Connection to scripture

  • Genesis 1.31, "God saw all that He had made, and behold, it was very good." Positive-creation anchor.
  • 1 John 1.5, "God is light, and in Him there is no darkness at all." Privation anchor: darkness as absence-of-light, evil as absence-of-good.
  • Isaiah 45.7, raʿ as judgment / disaster, not moral-evil-as-substance.
  • Romans 3:23, "all have sinned and fall short (hysterountai) of the glory of God." The Greek hysterountai is the verb for falling-short / lacking, privation language.
  • Romans 5:12, sin and death entered the world through one man; the entry is via deficient-creaturely-act, not via divine creation of new substance.
  • Ephesians 2:10, created in Christ Jesus for good works, restoration to due-good frame.
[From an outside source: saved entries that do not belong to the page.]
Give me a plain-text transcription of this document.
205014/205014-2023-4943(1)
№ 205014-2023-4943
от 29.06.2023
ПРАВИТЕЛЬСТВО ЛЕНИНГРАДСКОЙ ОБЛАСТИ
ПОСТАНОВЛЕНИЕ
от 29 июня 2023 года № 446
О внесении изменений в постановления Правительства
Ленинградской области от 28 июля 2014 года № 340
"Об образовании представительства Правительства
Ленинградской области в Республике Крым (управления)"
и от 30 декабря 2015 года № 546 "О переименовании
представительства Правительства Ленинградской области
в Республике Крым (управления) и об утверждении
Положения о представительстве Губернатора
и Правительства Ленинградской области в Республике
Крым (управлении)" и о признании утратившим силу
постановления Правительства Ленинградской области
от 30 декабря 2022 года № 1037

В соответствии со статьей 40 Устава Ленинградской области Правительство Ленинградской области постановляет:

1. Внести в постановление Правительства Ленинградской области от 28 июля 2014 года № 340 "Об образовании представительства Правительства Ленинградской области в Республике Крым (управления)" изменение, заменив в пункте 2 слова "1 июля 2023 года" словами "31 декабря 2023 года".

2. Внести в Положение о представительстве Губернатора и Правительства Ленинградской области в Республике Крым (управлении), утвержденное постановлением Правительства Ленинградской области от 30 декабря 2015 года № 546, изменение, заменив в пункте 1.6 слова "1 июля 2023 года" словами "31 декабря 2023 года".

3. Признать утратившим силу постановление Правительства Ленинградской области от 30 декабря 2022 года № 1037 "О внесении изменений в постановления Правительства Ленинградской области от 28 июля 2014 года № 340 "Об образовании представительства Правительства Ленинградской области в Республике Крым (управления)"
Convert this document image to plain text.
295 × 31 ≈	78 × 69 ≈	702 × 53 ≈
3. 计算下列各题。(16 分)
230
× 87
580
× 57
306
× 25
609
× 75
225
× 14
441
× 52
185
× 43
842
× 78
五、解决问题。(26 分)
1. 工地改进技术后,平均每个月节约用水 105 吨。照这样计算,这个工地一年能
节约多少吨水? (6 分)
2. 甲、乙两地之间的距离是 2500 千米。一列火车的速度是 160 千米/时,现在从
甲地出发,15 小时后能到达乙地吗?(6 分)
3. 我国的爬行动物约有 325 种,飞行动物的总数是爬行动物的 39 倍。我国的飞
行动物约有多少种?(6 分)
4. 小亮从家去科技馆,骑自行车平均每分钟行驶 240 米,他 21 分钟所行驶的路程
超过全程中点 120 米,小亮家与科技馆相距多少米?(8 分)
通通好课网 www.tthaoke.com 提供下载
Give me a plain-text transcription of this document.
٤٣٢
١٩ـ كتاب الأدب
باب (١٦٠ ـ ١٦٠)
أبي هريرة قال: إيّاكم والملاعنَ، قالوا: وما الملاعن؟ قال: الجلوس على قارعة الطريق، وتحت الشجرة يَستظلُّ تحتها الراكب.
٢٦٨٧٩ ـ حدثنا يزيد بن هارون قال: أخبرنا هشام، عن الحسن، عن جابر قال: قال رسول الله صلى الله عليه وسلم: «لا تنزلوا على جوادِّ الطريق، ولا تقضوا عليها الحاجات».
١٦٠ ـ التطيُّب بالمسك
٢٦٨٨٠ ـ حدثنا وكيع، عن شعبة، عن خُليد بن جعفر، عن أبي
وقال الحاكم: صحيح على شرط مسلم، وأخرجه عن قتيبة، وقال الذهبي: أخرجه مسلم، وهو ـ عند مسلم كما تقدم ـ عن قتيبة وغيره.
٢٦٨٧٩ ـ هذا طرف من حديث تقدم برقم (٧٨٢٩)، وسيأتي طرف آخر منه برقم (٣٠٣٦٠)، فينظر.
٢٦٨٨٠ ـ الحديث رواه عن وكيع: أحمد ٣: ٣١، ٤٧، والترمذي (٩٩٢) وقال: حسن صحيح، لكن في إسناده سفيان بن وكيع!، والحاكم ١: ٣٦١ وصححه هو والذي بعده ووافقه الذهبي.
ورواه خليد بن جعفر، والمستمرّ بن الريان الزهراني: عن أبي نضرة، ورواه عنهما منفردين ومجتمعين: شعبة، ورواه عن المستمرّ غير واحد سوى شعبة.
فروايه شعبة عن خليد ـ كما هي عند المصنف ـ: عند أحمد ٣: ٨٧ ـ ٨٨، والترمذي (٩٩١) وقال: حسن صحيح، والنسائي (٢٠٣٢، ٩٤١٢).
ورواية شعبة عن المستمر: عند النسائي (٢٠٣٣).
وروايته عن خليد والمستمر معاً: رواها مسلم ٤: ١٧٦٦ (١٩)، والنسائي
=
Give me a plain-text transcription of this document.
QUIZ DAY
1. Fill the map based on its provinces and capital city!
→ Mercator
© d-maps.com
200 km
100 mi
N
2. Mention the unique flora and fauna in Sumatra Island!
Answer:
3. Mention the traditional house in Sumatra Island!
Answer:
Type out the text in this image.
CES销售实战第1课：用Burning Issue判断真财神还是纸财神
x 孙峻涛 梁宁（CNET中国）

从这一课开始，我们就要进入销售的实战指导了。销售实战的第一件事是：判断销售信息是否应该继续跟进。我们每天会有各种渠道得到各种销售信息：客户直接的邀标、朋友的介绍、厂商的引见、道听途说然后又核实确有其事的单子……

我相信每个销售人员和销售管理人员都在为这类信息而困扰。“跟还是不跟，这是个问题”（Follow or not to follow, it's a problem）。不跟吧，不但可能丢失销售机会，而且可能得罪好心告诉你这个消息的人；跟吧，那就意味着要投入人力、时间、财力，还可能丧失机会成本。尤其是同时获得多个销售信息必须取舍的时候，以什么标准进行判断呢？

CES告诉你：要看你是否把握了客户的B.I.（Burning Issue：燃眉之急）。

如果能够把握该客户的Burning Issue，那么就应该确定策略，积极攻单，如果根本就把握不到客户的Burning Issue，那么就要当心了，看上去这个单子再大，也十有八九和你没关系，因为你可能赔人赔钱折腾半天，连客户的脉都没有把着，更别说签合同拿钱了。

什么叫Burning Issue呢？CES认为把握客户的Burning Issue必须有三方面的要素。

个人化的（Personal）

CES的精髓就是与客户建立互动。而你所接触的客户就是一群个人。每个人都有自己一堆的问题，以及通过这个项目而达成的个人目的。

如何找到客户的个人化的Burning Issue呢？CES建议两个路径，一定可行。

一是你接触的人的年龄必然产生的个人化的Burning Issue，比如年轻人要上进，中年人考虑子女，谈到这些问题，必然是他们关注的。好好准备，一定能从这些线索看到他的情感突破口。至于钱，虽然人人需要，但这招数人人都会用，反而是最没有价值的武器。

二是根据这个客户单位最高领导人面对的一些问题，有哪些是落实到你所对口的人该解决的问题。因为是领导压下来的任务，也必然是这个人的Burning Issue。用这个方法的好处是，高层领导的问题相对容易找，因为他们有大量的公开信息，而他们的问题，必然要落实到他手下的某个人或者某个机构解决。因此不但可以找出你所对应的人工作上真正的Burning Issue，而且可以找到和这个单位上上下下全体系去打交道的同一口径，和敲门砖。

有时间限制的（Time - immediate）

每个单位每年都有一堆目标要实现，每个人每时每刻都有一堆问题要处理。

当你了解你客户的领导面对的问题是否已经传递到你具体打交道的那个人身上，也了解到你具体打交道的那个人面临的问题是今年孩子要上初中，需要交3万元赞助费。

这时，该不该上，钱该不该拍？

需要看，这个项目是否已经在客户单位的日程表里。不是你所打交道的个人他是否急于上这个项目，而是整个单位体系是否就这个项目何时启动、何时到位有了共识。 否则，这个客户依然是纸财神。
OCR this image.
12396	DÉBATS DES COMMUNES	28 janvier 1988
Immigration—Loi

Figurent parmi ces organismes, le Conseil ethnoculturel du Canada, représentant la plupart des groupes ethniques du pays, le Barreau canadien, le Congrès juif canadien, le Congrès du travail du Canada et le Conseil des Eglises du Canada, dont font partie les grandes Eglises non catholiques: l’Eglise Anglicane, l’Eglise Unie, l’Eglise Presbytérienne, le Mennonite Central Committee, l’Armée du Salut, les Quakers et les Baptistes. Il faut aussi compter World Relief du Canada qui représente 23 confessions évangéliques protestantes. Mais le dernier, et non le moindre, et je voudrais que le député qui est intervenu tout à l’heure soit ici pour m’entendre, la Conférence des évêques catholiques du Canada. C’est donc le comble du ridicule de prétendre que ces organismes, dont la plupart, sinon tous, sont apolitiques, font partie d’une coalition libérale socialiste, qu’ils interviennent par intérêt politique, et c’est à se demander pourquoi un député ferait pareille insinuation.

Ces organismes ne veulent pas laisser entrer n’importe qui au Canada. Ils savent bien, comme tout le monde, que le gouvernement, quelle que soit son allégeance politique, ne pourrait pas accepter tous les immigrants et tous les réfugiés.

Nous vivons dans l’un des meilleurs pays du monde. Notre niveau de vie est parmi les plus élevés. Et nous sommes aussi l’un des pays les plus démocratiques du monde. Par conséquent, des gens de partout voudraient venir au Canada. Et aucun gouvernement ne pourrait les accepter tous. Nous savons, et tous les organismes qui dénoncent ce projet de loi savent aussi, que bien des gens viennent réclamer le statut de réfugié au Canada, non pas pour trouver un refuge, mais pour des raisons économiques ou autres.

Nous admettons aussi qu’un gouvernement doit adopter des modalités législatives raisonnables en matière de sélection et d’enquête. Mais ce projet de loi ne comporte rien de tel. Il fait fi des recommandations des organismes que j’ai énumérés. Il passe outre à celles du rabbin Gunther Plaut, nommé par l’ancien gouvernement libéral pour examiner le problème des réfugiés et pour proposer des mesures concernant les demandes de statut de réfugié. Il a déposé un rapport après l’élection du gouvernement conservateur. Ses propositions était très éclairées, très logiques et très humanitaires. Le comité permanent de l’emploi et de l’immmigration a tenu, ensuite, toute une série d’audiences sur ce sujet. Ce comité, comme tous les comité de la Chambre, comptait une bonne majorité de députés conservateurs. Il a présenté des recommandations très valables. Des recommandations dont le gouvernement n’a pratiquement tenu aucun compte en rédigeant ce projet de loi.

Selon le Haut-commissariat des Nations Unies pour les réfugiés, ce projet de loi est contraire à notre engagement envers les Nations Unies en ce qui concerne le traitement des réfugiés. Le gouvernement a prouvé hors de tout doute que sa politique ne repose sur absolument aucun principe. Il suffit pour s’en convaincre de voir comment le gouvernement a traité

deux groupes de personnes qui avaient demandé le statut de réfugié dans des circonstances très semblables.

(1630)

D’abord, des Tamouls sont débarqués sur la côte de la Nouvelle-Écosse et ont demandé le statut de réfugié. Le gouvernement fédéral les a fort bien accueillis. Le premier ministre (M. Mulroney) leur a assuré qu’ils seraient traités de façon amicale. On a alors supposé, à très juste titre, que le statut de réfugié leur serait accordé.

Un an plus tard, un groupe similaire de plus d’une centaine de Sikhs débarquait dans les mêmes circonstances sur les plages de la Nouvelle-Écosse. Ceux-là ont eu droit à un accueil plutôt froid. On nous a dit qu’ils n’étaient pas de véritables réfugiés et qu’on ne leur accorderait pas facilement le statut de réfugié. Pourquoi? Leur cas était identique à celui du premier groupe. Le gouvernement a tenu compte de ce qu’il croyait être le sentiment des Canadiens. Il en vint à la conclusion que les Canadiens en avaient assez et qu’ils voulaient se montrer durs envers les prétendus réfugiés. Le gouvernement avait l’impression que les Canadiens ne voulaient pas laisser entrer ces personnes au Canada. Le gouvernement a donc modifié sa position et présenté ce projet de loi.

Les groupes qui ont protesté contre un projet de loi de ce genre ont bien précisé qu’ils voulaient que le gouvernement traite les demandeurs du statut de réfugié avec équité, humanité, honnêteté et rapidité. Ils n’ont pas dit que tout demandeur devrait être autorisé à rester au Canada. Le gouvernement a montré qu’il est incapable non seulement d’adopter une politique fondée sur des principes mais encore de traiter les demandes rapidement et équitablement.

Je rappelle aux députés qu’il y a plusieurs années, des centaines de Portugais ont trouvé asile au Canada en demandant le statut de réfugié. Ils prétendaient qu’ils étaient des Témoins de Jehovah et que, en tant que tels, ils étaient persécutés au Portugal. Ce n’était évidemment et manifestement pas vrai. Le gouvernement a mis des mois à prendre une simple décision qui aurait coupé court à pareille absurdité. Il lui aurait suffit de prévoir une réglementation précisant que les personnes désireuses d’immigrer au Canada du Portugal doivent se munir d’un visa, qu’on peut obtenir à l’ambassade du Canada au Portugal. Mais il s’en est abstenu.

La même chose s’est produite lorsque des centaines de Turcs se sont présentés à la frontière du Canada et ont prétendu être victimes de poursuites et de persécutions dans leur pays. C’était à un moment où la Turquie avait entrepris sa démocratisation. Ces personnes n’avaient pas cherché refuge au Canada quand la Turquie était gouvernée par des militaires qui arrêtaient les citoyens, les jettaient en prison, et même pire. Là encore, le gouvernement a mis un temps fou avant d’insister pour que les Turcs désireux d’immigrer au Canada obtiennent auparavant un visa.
Patristic / scholarly note

  • Augustine, Confessions VII.12-13; De Civitate Dei XI-XIV; Enchiridion 11-12, the canonical patristic anchor.
  • Aquinas, Summa Theologiae I q.48-49; Summa Contra Gentiles III.7-15, the canonical scholastic formalization.
  • Boethius, Consolation of Philosophy IV.2-3, privation as ontological reduction.
  • Pseudo-Dionysius, Divine Names IV.18-35, Neoplatonic-Christian articulation.
  • John of Damascus, On the Orthodox Faith II.30, IV.20, Eastern-Orthodox systematics.
  • Calvin, Institutes I.14.16, II.1.4, Reformed continuity.
  • Karl Barth, Church Dogmatics III/3 §50, modern engagement on das Nichtige.
  • Modern philosophy of religion: Eleonore Stump, Wandering in Darkness (2010); Michael Dodds, The Unchanging God of Love (2008); Brian Davies, The Reality of God and the Problem of Evil (2006); Edward Feser, Aquinas (2009) ch. 4.